Introduction Patients with liver cirrhosis admitted to an ICU are believed to have a poor prognosis with high mortality despite significant use of resources. Most of the literature to date on this topic has been collected at hospitals with Specialist Liver Units and these results may not be representative of the outcome at general ICUs. A recent prospective study of cirrhotic patients admitted to a tertiary Liver ICU in the UK demonstrated an overall hospital mortality of 59%. The aim of this study was to determine the outcome of cirrhotic patients admitted to non-specialist ICUs.

Methods Data was retrospectively collected from four hospitals in the NW region of the UK without specialist liver ICUs. Patients were identified using the Intensive Care National Audit and Research Unit (ICNARC) database. 61 patients with liver cirrhosis admitted to a general ICU between January 2010 and January 2012 were included in this study.

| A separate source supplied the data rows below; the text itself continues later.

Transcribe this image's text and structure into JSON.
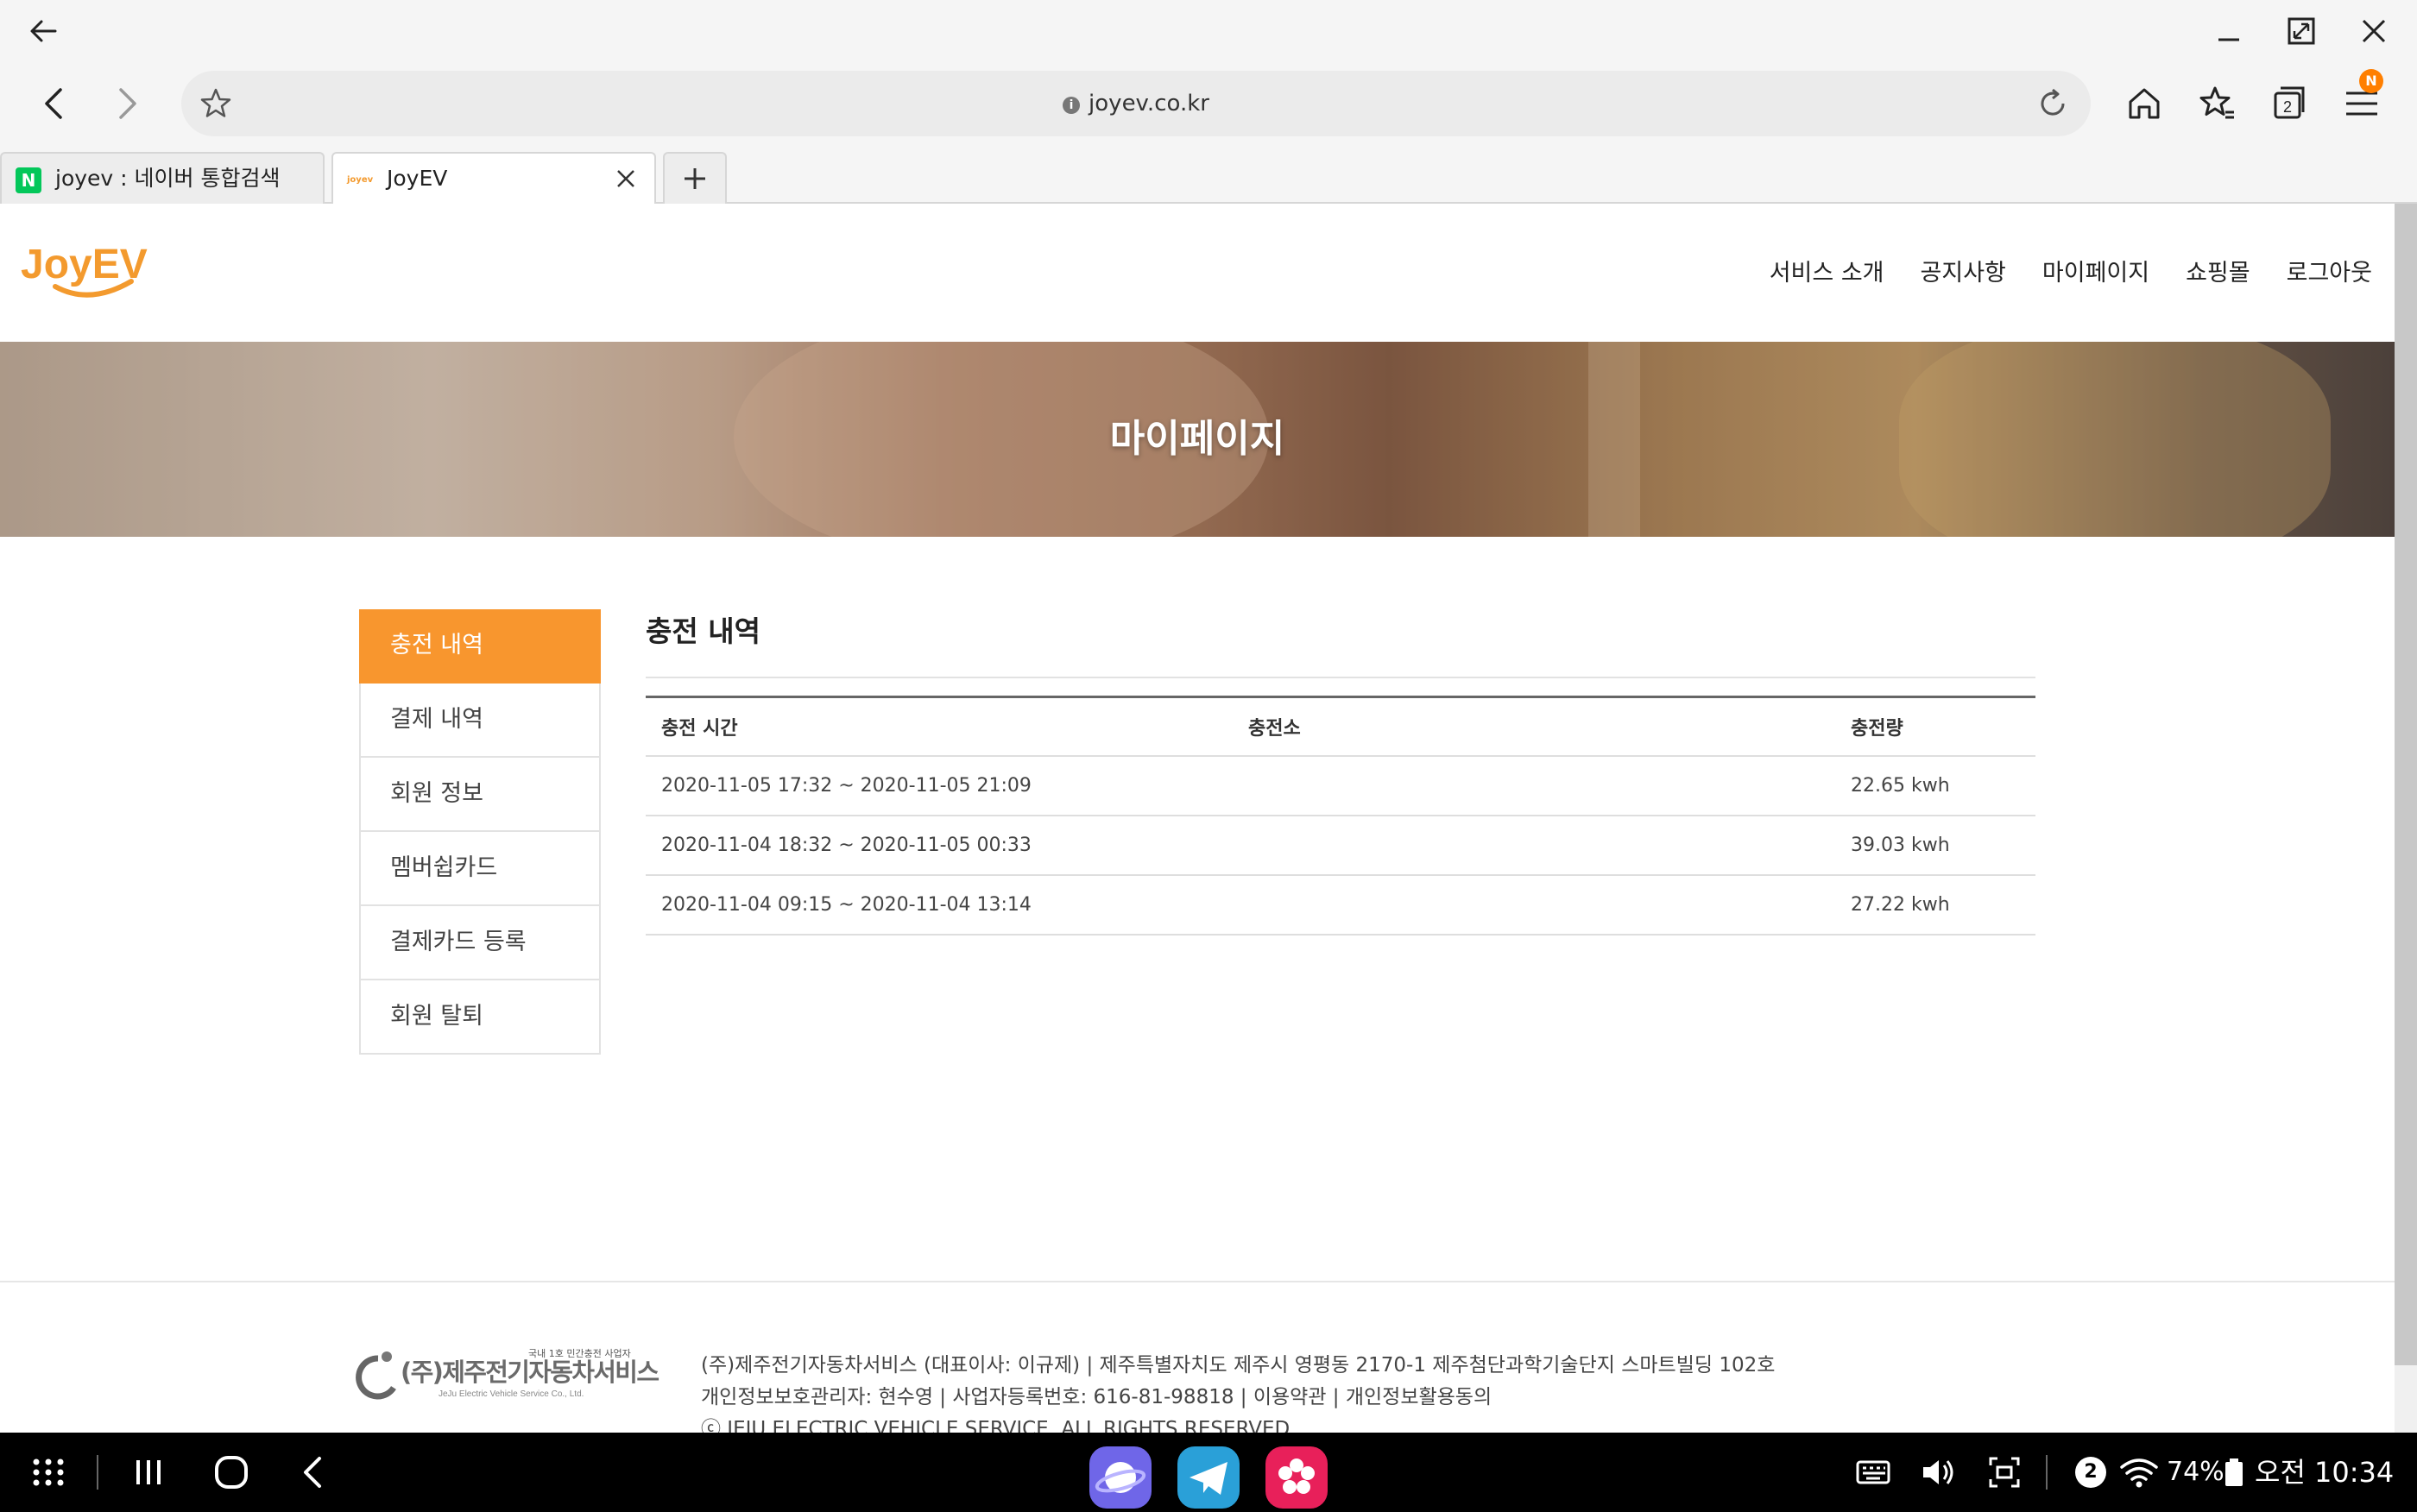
{
  "browser": {
    "url": "joyev.co.kr",
    "tabs": [
      {
        "label": "joyev : 네이버 통합검색",
        "favicon": "N"
      },
      {
        "label": "JoyEV",
        "favicon": "joyev"
      }
    ],
    "tab_count": "2",
    "notification_badge": "N",
    "accent_color": "#ff7f00"
  },
  "site": {
    "logo_text": "JoyEV",
    "nav": [
      "서비스 소개",
      "공지사항",
      "마이페이지",
      "쇼핑몰",
      "로그아웃"
    ],
    "hero_title": "마이페이지",
    "brand_color": "#f8962e"
  },
  "sidemenu": {
    "items": [
      "충전 내역",
      "결제 내역",
      "회원 정보",
      "멤버쉽카드",
      "결제카드 등록",
      "회원 탈퇴"
    ],
    "active_index": 0
  },
  "content": {
    "title": "충전 내역",
    "columns": [
      "충전 시간",
      "충전소",
      "충전량"
    ],
    "rows": [
      {
        "time": "2020-11-05 17:32 ~ 2020-11-05 21:09",
        "station": "",
        "amount": "22.65 kwh"
      },
      {
        "time": "2020-11-04 18:32 ~ 2020-11-05 00:33",
        "station": "",
        "amount": "39.03 kwh"
      },
      {
        "time": "2020-11-04 09:15 ~ 2020-11-04 13:14",
        "station": "",
        "amount": "27.22 kwh"
      }
    ]
  },
  "footer": {
    "logo_small": "국내 1호 민간충전 사업자",
    "logo_main": "(주)제주전기자동차서비스",
    "logo_sub": "JeJu Electric Vehicle Service Co., Ltd.",
    "line1": "(주)제주전기자동차서비스 (대표이사: 이규제) | 제주특별자치도 제주시 영평동 2170-1 제주첨단과학기술단지 스마트빌딩 102호",
    "line2": "개인정보보호관리자: 현수영 | 사업자등록번호: 616-81-98818 | 이용약관 | 개인정보활용동의",
    "line3": "ⓒ JEJU ELECTRIC VEHICLE SERVICE. ALL RIGHTS RESERVED."
  },
  "system": {
    "notification_count": "2",
    "battery": "74%",
    "time": "오전 10:34",
    "icons": [
      "apps-grid-icon",
      "recents-icon",
      "home-icon",
      "back-icon",
      "keyboard-icon",
      "volume-icon",
      "screenshot-icon",
      "wifi-icon",
      "battery-icon"
    ]
  }
}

Results Age range was 30 to 79 years (average 51 years). 80% of patients were male and alcohol was the commonest aetiology for liver cirrhosis (90%). The main reason for admission to ICU was for gastrointestinal bleeding (38%). 51% of patients had a Child Pugh score of C on admission to ICU. 46% of patients had a MELD score between 10 and 19 and 28% had a score between 20 and 29. 79% of patients required invasive ventilatory support, 49% required vasopressors and 21% needed renal replacement therapy. 51% developed further decompensation of their liver disease during their ICU stay. These included GI bleeding (21%), hepatic encephalopathy (15%), HRS (11%) and SBP (3%). 67% of patients had an ICU stay of < 5 days. A 49% inpatient mortality rate was observed in our study with sepsis and multi-organ failure being the most common causes of death.

Conclusion Patients with liver cirrhosis admitted to general ICUs have similar rates of mortality compared to those in tertiary liver ICUs. Therefore, admission to such units should not be deemed futile in cirrhotic patients and earlier admission may improve outcome.